Baik ketika hujan deras atau saat kemarau menyengat.
1/ Aku, Juwet, dan Kekhawatiran Ibu
Ketika marahari bersahabat dwngan bumi, buah -buahan mulai memberikan hasil. Di pekarangam ada kedondong, mangga, juga juwet. Hanya di rumah kami ada pohon juwet.
Pohon yang bisa menjulang tinggi dengan cara menggunakan sabit atau pisau yang ditalikan pada galah, kami bisa mengambil buahnya.
Kala itu kami belum tahu manfaat baik di balik buah juet yang kini mulai langka.
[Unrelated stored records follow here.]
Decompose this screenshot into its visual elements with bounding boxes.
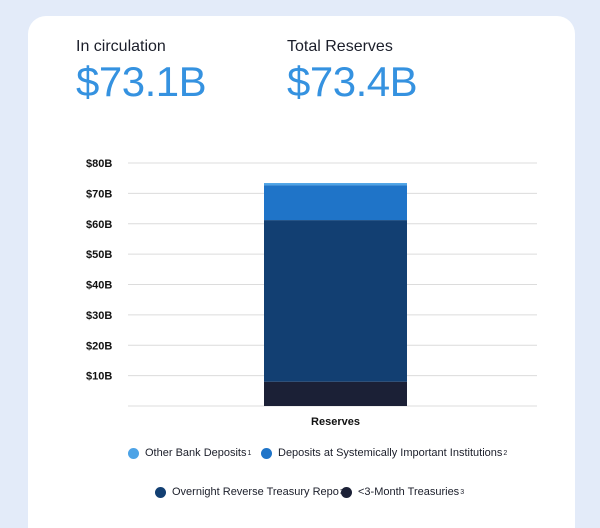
legend-deposits-sii: Deposits at Systemically Important Insti… (261, 447, 507, 459)
legend-footnote: 1 (247, 449, 252, 457)
y-tick-label: $70B (86, 188, 112, 200)
legend-label: <3-Month Treasuries (358, 486, 460, 498)
legend-swatch-treasuries (341, 486, 352, 498)
y-tick-label: $20B (86, 340, 112, 352)
circulation-stat: In circulation $73.1B (76, 38, 207, 106)
legend-treasuries: <3-Month Treasuries 3 (341, 486, 464, 498)
legend-overnight-repo: Overnight Reverse Treasury Repo3 (155, 486, 344, 498)
legend-footnote: 3 (460, 488, 465, 496)
legend-swatch-overnight-repo (155, 486, 166, 498)
total-reserves-label: Total Reserves (287, 38, 393, 55)
legend-label: Overnight Reverse Treasury Repo (172, 486, 339, 498)
circulation-label: In circulation (76, 38, 166, 55)
y-tick-label: $60B (86, 219, 112, 231)
y-tick-label: $10B (86, 371, 112, 383)
legend-footnote: 2 (503, 449, 508, 457)
legend-swatch-other-bank-deposits (128, 447, 139, 459)
bar-segment-treasuries (264, 381, 407, 406)
y-tick-label: $50B (86, 249, 112, 261)
legend-swatch-deposits-sii (261, 447, 272, 459)
x-category-label: Reserves (311, 416, 360, 428)
bar-segment-other-bank-deposits (264, 183, 407, 186)
y-tick-label: $40B (86, 280, 112, 292)
y-tick-label: $80B (86, 158, 112, 170)
legend-label: Other Bank Deposits (145, 447, 247, 459)
legend-other-bank-deposits: Other Bank Deposits 1 (128, 447, 251, 459)
y-tick-label: $30B (86, 310, 112, 322)
bar-segment-deposits-sii (264, 185, 407, 221)
total-reserves-value: $73.4B (287, 58, 418, 105)
total-reserves-stat: Total Reserves $73.4B (287, 38, 418, 106)
circulation-value: $73.1B (76, 58, 207, 105)
bar-segment-overnight-repo (264, 220, 407, 382)
legend-label: Deposits at Systemically Important Insti… (278, 447, 503, 459)
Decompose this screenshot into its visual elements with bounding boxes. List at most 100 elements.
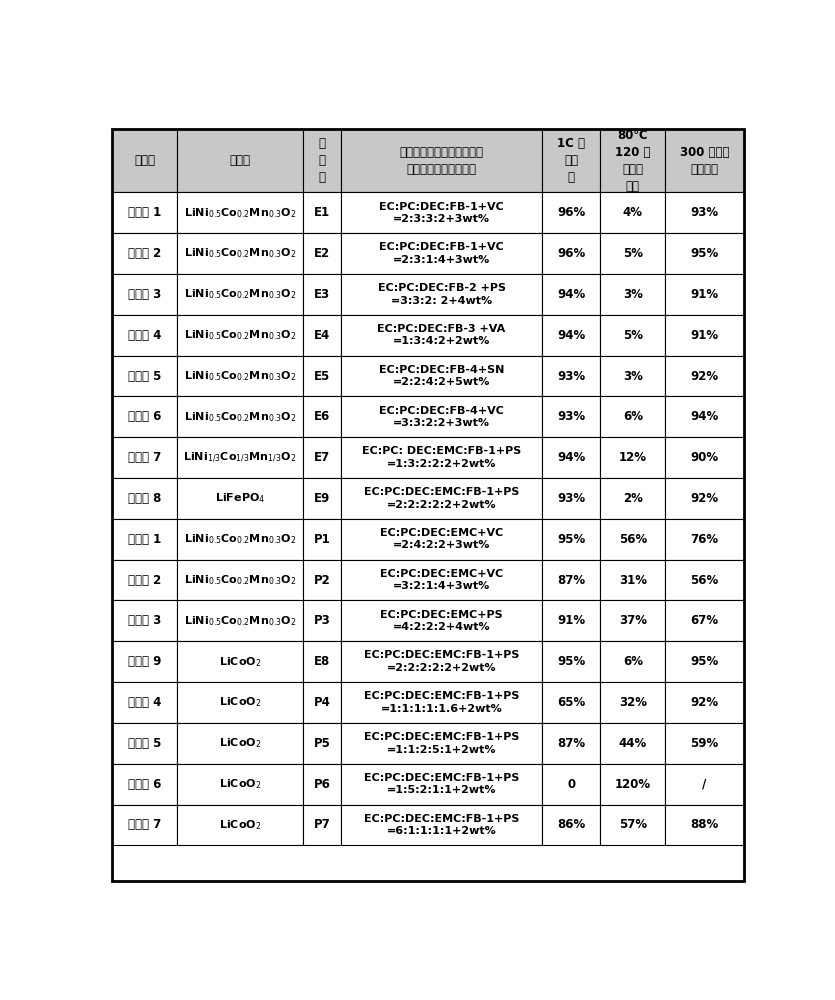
Bar <box>303 560 341 600</box>
Text: LiNi$_{0.5}$Co$_{0.2}$Mn$_{0.3}$O$_2$: LiNi$_{0.5}$Co$_{0.2}$Mn$_{0.3}$O$_2$ <box>184 206 296 220</box>
Text: LiFePO$_4$: LiFePO$_4$ <box>215 492 266 505</box>
Text: EC:PC:DEC:EMC:FB-1+PS
=1:1:1:1:1.6+2wt%: EC:PC:DEC:EMC:FB-1+PS =1:1:1:1:1.6+2wt% <box>364 691 519 714</box>
Bar <box>303 764 341 805</box>
Text: 56%: 56% <box>691 574 719 587</box>
Bar <box>303 682 341 723</box>
Text: 实施例 3: 实施例 3 <box>128 288 161 301</box>
Bar <box>341 437 542 478</box>
Bar <box>600 192 665 233</box>
Text: EC:PC:DEC:EMC:FB-1+PS
=6:1:1:1:1+2wt%: EC:PC:DEC:EMC:FB-1+PS =6:1:1:1:1+2wt% <box>364 814 519 836</box>
Text: 5%: 5% <box>623 329 643 342</box>
Text: 3%: 3% <box>623 288 643 301</box>
Text: 12%: 12% <box>619 451 647 464</box>
Bar <box>542 600 600 641</box>
Text: 94%: 94% <box>557 288 585 301</box>
Text: 对比例 5: 对比例 5 <box>128 737 161 750</box>
Text: LiNi$_{1/3}$Co$_{1/3}$Mn$_{1/3}$O$_2$: LiNi$_{1/3}$Co$_{1/3}$Mn$_{1/3}$O$_2$ <box>184 451 296 465</box>
Text: LiCoO$_2$: LiCoO$_2$ <box>219 696 261 709</box>
Bar <box>112 478 177 519</box>
Text: EC:PC:DEC:EMC:FB-1+PS
=1:5:2:1:1+2wt%: EC:PC:DEC:EMC:FB-1+PS =1:5:2:1:1+2wt% <box>364 773 519 795</box>
Bar <box>112 682 177 723</box>
Bar <box>177 600 303 641</box>
Text: E5: E5 <box>314 370 330 383</box>
Bar <box>665 233 744 274</box>
Text: P1: P1 <box>314 533 331 546</box>
Text: 对比例 2: 对比例 2 <box>128 574 161 587</box>
Bar <box>341 805 542 845</box>
Bar <box>341 274 542 315</box>
Bar <box>303 233 341 274</box>
Text: E6: E6 <box>314 410 330 423</box>
Bar <box>542 396 600 437</box>
Text: 电
解
液: 电 解 液 <box>319 137 326 184</box>
Bar <box>600 478 665 519</box>
Bar <box>665 396 744 437</box>
Text: 93%: 93% <box>557 410 585 423</box>
Text: 37%: 37% <box>619 614 647 627</box>
Bar <box>665 682 744 723</box>
Bar <box>341 560 542 600</box>
Bar <box>177 274 303 315</box>
Text: 对比例 3: 对比例 3 <box>128 614 161 627</box>
Bar <box>542 560 600 600</box>
Text: 96%: 96% <box>557 247 585 260</box>
Text: P4: P4 <box>314 696 331 709</box>
Bar <box>303 437 341 478</box>
Bar <box>177 478 303 519</box>
Text: 6%: 6% <box>623 410 643 423</box>
Bar <box>112 437 177 478</box>
Bar <box>542 356 600 396</box>
Text: E1: E1 <box>314 206 330 219</box>
Bar <box>665 805 744 845</box>
Bar <box>665 519 744 560</box>
Bar <box>112 233 177 274</box>
Bar <box>177 682 303 723</box>
Bar <box>665 192 744 233</box>
Bar <box>177 129 303 192</box>
Text: 6%: 6% <box>623 655 643 668</box>
Text: EC:PC:DEC:EMC:FB-1+PS
=2:2:2:2:2+2wt%: EC:PC:DEC:EMC:FB-1+PS =2:2:2:2:2+2wt% <box>364 487 519 510</box>
Bar <box>542 723 600 764</box>
Text: 67%: 67% <box>691 614 719 627</box>
Bar <box>177 233 303 274</box>
Bar <box>303 600 341 641</box>
Bar <box>177 805 303 845</box>
Bar <box>112 723 177 764</box>
Bar <box>665 129 744 192</box>
Text: 59%: 59% <box>691 737 719 750</box>
Bar <box>341 682 542 723</box>
Bar <box>600 600 665 641</box>
Bar <box>665 723 744 764</box>
Text: EC:PC: DEC:EMC:FB-1+PS
=1:3:2:2:2+2wt%: EC:PC: DEC:EMC:FB-1+PS =1:3:2:2:2+2wt% <box>362 446 521 469</box>
Bar <box>542 437 600 478</box>
Bar <box>341 641 542 682</box>
Bar <box>177 356 303 396</box>
Text: E3: E3 <box>314 288 330 301</box>
Text: P2: P2 <box>314 574 331 587</box>
Text: 5%: 5% <box>623 247 643 260</box>
Text: LiCoO$_2$: LiCoO$_2$ <box>219 736 261 750</box>
Bar <box>177 192 303 233</box>
Bar <box>341 396 542 437</box>
Bar <box>665 478 744 519</box>
Bar <box>341 764 542 805</box>
Bar <box>600 519 665 560</box>
Bar <box>303 396 341 437</box>
Text: EC:PC:DEC:EMC+VC
=3:2:1:4+3wt%: EC:PC:DEC:EMC+VC =3:2:1:4+3wt% <box>380 569 504 591</box>
Text: 95%: 95% <box>691 247 719 260</box>
Bar <box>600 764 665 805</box>
Bar <box>303 641 341 682</box>
Bar <box>112 600 177 641</box>
Text: E9: E9 <box>314 492 330 505</box>
Bar <box>542 682 600 723</box>
Text: 91%: 91% <box>691 288 719 301</box>
Text: 结构式: 结构式 <box>230 154 250 167</box>
Text: 96%: 96% <box>557 206 585 219</box>
Text: 86%: 86% <box>557 818 585 831</box>
Text: EC:PC:DEC:EMC:FB-1+PS
=2:2:2:2:2+2wt%: EC:PC:DEC:EMC:FB-1+PS =2:2:2:2:2+2wt% <box>364 650 519 673</box>
Text: 65%: 65% <box>557 696 585 709</box>
Bar <box>542 274 600 315</box>
Text: 实施例 7: 实施例 7 <box>128 451 161 464</box>
Text: 3%: 3% <box>623 370 643 383</box>
Text: LiCoO$_2$: LiCoO$_2$ <box>219 818 261 832</box>
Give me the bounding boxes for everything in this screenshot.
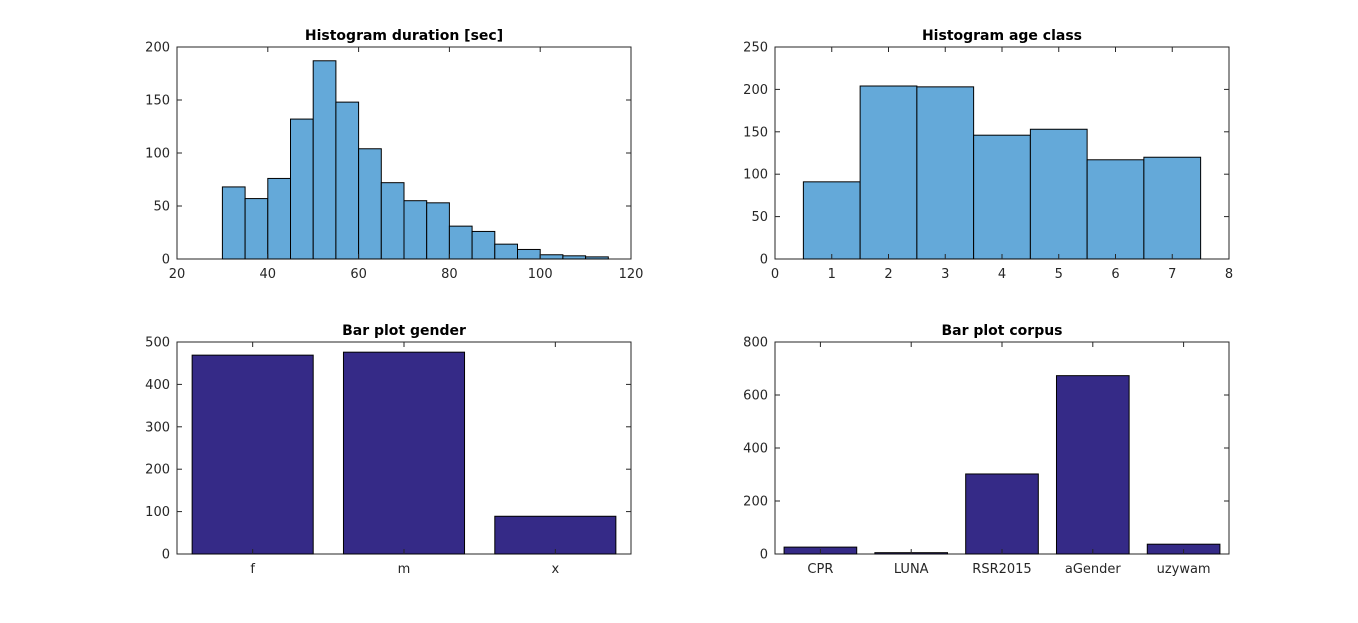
x-tick-label: 120: [619, 267, 644, 282]
x-tick-label: 4: [998, 267, 1006, 282]
chart-title: Histogram age class: [922, 28, 1082, 44]
x-tick-label: CPR: [807, 562, 833, 577]
histogram-bin: [244, 198, 269, 260]
y-tick-label: 0: [162, 253, 170, 268]
x-tick-label: 2: [884, 267, 892, 282]
y-tick-label: 0: [760, 548, 768, 563]
x-tick-label: 20: [169, 267, 186, 282]
histogram-bin: [267, 177, 291, 260]
histogram-bin: [312, 60, 337, 260]
chart-gender-barplot: Bar plot gender 0 100 200 300 400 500 f m x: [145, 323, 632, 577]
x-tick-label: f: [250, 562, 255, 577]
plot-area: 0 50 100 150 200 250 0 1 2 3 4 5 6 7 8: [743, 41, 1233, 283]
x-tick-label: 100: [528, 267, 553, 282]
plot-area: 0 100 200 300 400 500 f m x: [145, 336, 632, 577]
x-tick-label: m: [398, 562, 411, 577]
y-tick-label: 100: [743, 168, 768, 183]
histogram-bin: [973, 134, 1031, 260]
y-tick-label: 250: [743, 41, 768, 56]
bar: [965, 473, 1039, 555]
x-tick-label: aGender: [1065, 562, 1122, 577]
x-tick-label: 7: [1168, 267, 1176, 282]
histogram-bin: [290, 118, 314, 260]
x-tick-label: 0: [771, 267, 779, 282]
histogram-bin: [426, 202, 450, 260]
histogram-bin: [1086, 159, 1145, 260]
y-tick-label: 0: [162, 548, 170, 563]
y-tick-label: 200: [145, 463, 170, 478]
y-tick-label: 400: [145, 378, 170, 393]
histogram-bin: [380, 182, 405, 260]
x-tick-label: uzywam: [1157, 562, 1211, 577]
plot-area: 0 200 400 600 800 CPR LUNA RSR2015 aGender uzywam: [743, 336, 1230, 577]
x-tick-label: 1: [828, 267, 836, 282]
x-tick-label: 5: [1055, 267, 1063, 282]
histogram-bin: [859, 85, 918, 260]
bar: [1055, 375, 1130, 555]
x-tick-label: RSR2015: [972, 562, 1031, 577]
y-tick-label: 400: [743, 442, 768, 457]
y-tick-label: 200: [743, 83, 768, 98]
x-tick-label: 60: [350, 267, 367, 282]
histogram-bin: [1143, 156, 1202, 260]
histogram-bin: [448, 225, 473, 260]
bar: [494, 515, 617, 555]
x-tick-label: 40: [260, 267, 277, 282]
chart-title: Bar plot gender: [342, 323, 466, 339]
chart-duration-histogram: Histogram duration [sec] 0 50 100 150 200 20 4…: [145, 28, 643, 282]
y-tick-label: 300: [145, 420, 170, 435]
histogram-bin: [585, 256, 609, 260]
histogram-bin: [1029, 128, 1088, 260]
x-tick-label: 3: [941, 267, 949, 282]
y-tick-label: 200: [145, 41, 170, 56]
chart-corpus-barplot: Bar plot corpus 0 200 400 600 800 CPR LUNA RSR2…: [743, 323, 1230, 577]
x-tick-label: 80: [441, 267, 458, 282]
x-tick-label: 6: [1111, 267, 1119, 282]
histogram-bin: [562, 255, 587, 260]
y-tick-label: 500: [145, 336, 170, 351]
histogram-bin: [916, 86, 975, 260]
histogram-bin: [517, 248, 541, 260]
histogram-bin: [358, 148, 382, 260]
y-tick-label: 800: [743, 336, 768, 351]
bar: [342, 351, 466, 555]
bar: [191, 354, 314, 555]
y-tick-label: 600: [743, 389, 768, 404]
x-tick-label: 8: [1225, 267, 1233, 282]
x-tick-label: x: [551, 562, 559, 577]
y-tick-label: 100: [145, 147, 170, 162]
y-tick-label: 50: [751, 210, 768, 225]
chart-title: Bar plot corpus: [941, 323, 1062, 339]
histogram-bin: [335, 101, 360, 260]
chart-title: Histogram duration [sec]: [305, 28, 503, 44]
histogram-bin: [403, 200, 428, 260]
y-tick-label: 200: [743, 495, 768, 510]
histogram-bin: [494, 243, 518, 260]
y-tick-label: 150: [145, 94, 170, 109]
x-tick-label: LUNA: [894, 562, 929, 577]
histogram-bin: [221, 186, 246, 260]
chart-age-class-histogram: Histogram age class 0 50 100 150 200 250 0 1 2 3 4…: [743, 28, 1233, 282]
y-tick-label: 50: [153, 200, 170, 215]
plot-area: 0 50 100 150 200 20 40 60 80 100 120: [145, 41, 643, 283]
y-tick-label: 150: [743, 125, 768, 140]
histogram-bin: [802, 181, 861, 260]
y-tick-label: 0: [760, 253, 768, 268]
y-tick-label: 100: [145, 505, 170, 520]
histogram-bin: [539, 254, 564, 260]
histogram-bin: [471, 230, 496, 260]
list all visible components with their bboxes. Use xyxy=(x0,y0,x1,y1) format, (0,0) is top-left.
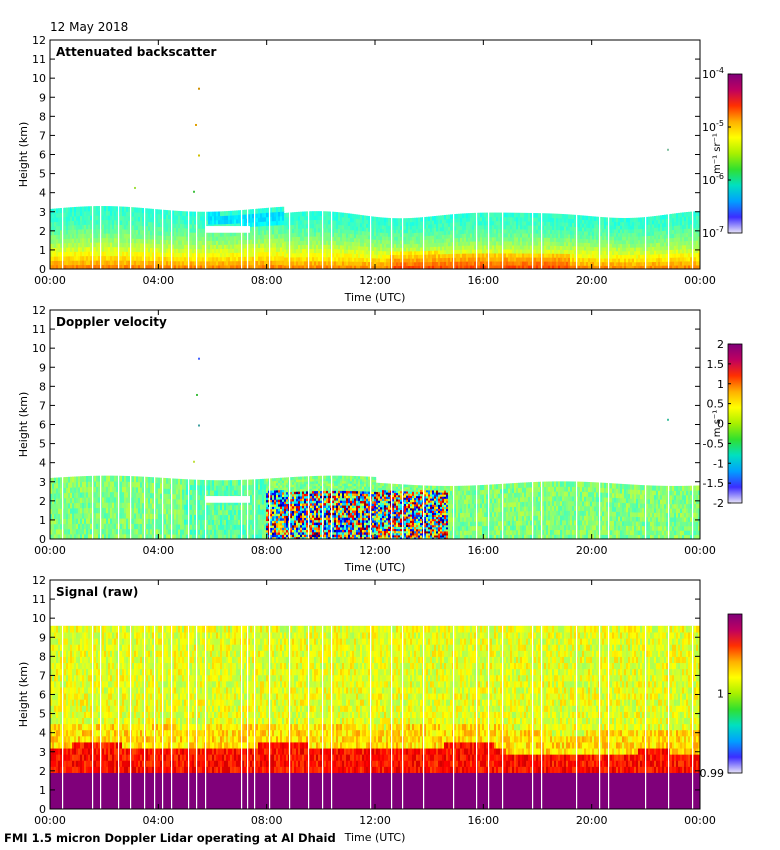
x-tick-label: 00:00 xyxy=(684,544,716,557)
x-tick-label: 08:00 xyxy=(251,544,283,557)
x-tick-label: 00:00 xyxy=(684,814,716,827)
y-tick-label: 0 xyxy=(39,533,46,546)
colorbar-tick-label: 1.5 xyxy=(707,358,725,371)
x-tick-label: 00:00 xyxy=(684,274,716,287)
y-tick-label: 0 xyxy=(39,803,46,816)
y-tick-label: 1 xyxy=(39,244,46,257)
y-tick-label: 6 xyxy=(39,149,46,162)
colorbar-tick-label: 0 xyxy=(717,418,724,431)
x-tick-label: 00:00 xyxy=(34,544,66,557)
colorbar-tick-label: 0.5 xyxy=(707,398,725,411)
y-tick-label: 5 xyxy=(39,168,46,181)
colorbar: 10-4 10-5 10-6 10-7 m⁻¹ sr⁻¹ xyxy=(702,66,743,240)
y-tick-label: 5 xyxy=(39,708,46,721)
x-axis-label: Time (UTC) xyxy=(344,561,406,574)
colorbar-tick-label: -0.5 xyxy=(703,437,724,450)
y-axis-label: Height (km) xyxy=(17,662,30,728)
y-tick-label: 11 xyxy=(32,323,46,336)
footer-caption: FMI 1.5 micron Doppler Lidar operating a… xyxy=(4,831,336,845)
y-tick-label: 11 xyxy=(32,53,46,66)
heatmap-field xyxy=(50,625,700,809)
colorbar-tick-label: 1 xyxy=(717,688,724,701)
x-tick-label: 08:00 xyxy=(251,274,283,287)
y-tick-label: 2 xyxy=(39,225,46,238)
x-tick-label: 12:00 xyxy=(359,814,391,827)
y-tick-label: 1 xyxy=(39,514,46,527)
colorbar-tick-label: 1 xyxy=(717,378,724,391)
y-tick-label: 8 xyxy=(39,650,46,663)
y-tick-label: 3 xyxy=(39,476,46,489)
x-tick-label: 16:00 xyxy=(467,274,499,287)
y-tick-label: 12 xyxy=(32,574,46,587)
panel-title: Doppler velocity xyxy=(56,315,167,329)
colorbar-bar xyxy=(727,73,743,234)
y-tick-label: 0 xyxy=(39,263,46,276)
y-axis-label: Height (km) xyxy=(17,392,30,458)
y-tick-label: 3 xyxy=(39,206,46,219)
colorbar-tick-label: -1 xyxy=(713,457,724,470)
date-label: 12 May 2018 xyxy=(50,20,129,34)
y-tick-label: 2 xyxy=(39,495,46,508)
y-tick-label: 5 xyxy=(39,438,46,451)
x-tick-label: 12:00 xyxy=(359,544,391,557)
y-tick-label: 8 xyxy=(39,110,46,123)
colorbar-tick-label: 10-5 xyxy=(702,119,724,134)
x-tick-label: 20:00 xyxy=(576,274,608,287)
x-tick-label: 20:00 xyxy=(576,814,608,827)
x-tick-label: 08:00 xyxy=(251,814,283,827)
colorbar-tick-label: -1.5 xyxy=(703,477,724,490)
colorbar-tick-label: 0.99 xyxy=(700,767,725,780)
y-tick-label: 6 xyxy=(39,689,46,702)
x-tick-label: 00:00 xyxy=(34,274,66,287)
y-tick-label: 7 xyxy=(39,129,46,142)
y-tick-label: 12 xyxy=(32,304,46,317)
y-tick-label: 3 xyxy=(39,746,46,759)
y-tick-label: 11 xyxy=(32,593,46,606)
x-tick-label: 16:00 xyxy=(467,544,499,557)
colorbar-tick-label: 10-6 xyxy=(702,172,724,187)
y-tick-label: 7 xyxy=(39,399,46,412)
y-tick-label: 4 xyxy=(39,187,46,200)
panel-title: Attenuated backscatter xyxy=(56,45,216,59)
x-tick-label: 20:00 xyxy=(576,544,608,557)
x-tick-label: 00:00 xyxy=(34,814,66,827)
y-tick-label: 9 xyxy=(39,631,46,644)
x-tick-label: 04:00 xyxy=(142,544,174,557)
y-tick-label: 9 xyxy=(39,91,46,104)
colorbar-units: m s⁻¹ xyxy=(712,410,723,437)
colorbar: 10.99 xyxy=(700,613,743,780)
colorbar-tick-label: 10-7 xyxy=(702,225,724,240)
panel-1: Attenuated backscatter0123456789101112He… xyxy=(17,34,743,304)
x-tick-label: 04:00 xyxy=(142,814,174,827)
y-tick-label: 10 xyxy=(32,72,46,85)
y-tick-label: 6 xyxy=(39,419,46,432)
heatmap-field xyxy=(50,357,700,539)
colorbar: 2 1.5 1 0.5 0 -0.5 -1 -1.5 -2 m s⁻¹ xyxy=(703,338,743,510)
x-axis-label: Time (UTC) xyxy=(344,291,406,304)
y-tick-label: 4 xyxy=(39,457,46,470)
y-tick-label: 10 xyxy=(32,342,46,355)
x-tick-label: 04:00 xyxy=(142,274,174,287)
y-axis-label: Height (km) xyxy=(17,122,30,188)
y-tick-label: 2 xyxy=(39,765,46,778)
y-tick-label: 9 xyxy=(39,361,46,374)
y-tick-label: 4 xyxy=(39,727,46,740)
x-tick-label: 16:00 xyxy=(467,814,499,827)
x-tick-label: 12:00 xyxy=(359,274,391,287)
y-tick-label: 12 xyxy=(32,34,46,47)
colorbar-units: m⁻¹ sr⁻¹ xyxy=(712,133,723,174)
x-axis-label: Time (UTC) xyxy=(344,831,406,844)
colorbar-tick-label: 10-4 xyxy=(702,66,724,81)
panel-title: Signal (raw) xyxy=(56,585,138,599)
y-tick-label: 7 xyxy=(39,669,46,682)
y-tick-label: 1 xyxy=(39,784,46,797)
y-tick-label: 8 xyxy=(39,380,46,393)
heatmap-field xyxy=(50,87,700,269)
y-tick-label: 10 xyxy=(32,612,46,625)
colorbar-tick-label: 2 xyxy=(717,338,724,351)
colorbar-tick-label: -2 xyxy=(713,497,724,510)
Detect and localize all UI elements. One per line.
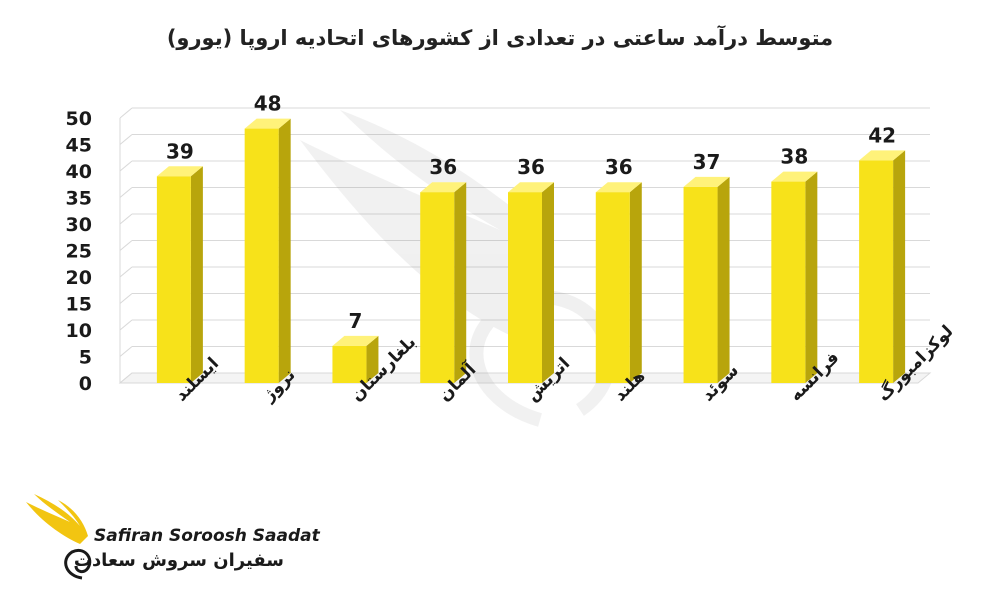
data-label: 36: [517, 155, 545, 179]
bar: 36: [595, 155, 642, 383]
y-axis: 0 5 10 15 20 25 30 35 40 45 50: [66, 108, 92, 395]
y-tick-label: 35: [66, 188, 92, 210]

Semilir angin kemarau masih baru kami rasakan.
Aku, ibu dan saudaraku ingin menikmati buah juwet saat libur tanggal merah. Sebuah glangse (bekas wadah beras) kupegang dengan saudaraku untuk menangkap buah juwet yang akan luruh ketika diambil ibu dengan galah.
Kami saling mendongak melihat ke arah buah juwet yang disabit.
Gleduk! Kepalaku spontan menunduk, sakit kutahan. Ibuku gemetar sambil memeluk kepalaku erat. Darah mengucur dari dahi sebelah kiri. Ah ternyata bukan buah juwet yang jatuh, tapi sabitnya menimpa keningku.
Luka sepanjang 2 cm menggores di kening kiri. Aku tak ingin ibu semakin khawatir, air mata dan rasa sakit kutahan. Aku bilang tidak apa-apa, kasih obat merah dan plester nanti sembuh.
Kasihan ibu, selama berhari-hari terlihat cemas, untung luka itu segera kering dan pulih setelah dibawa ke pak mantri.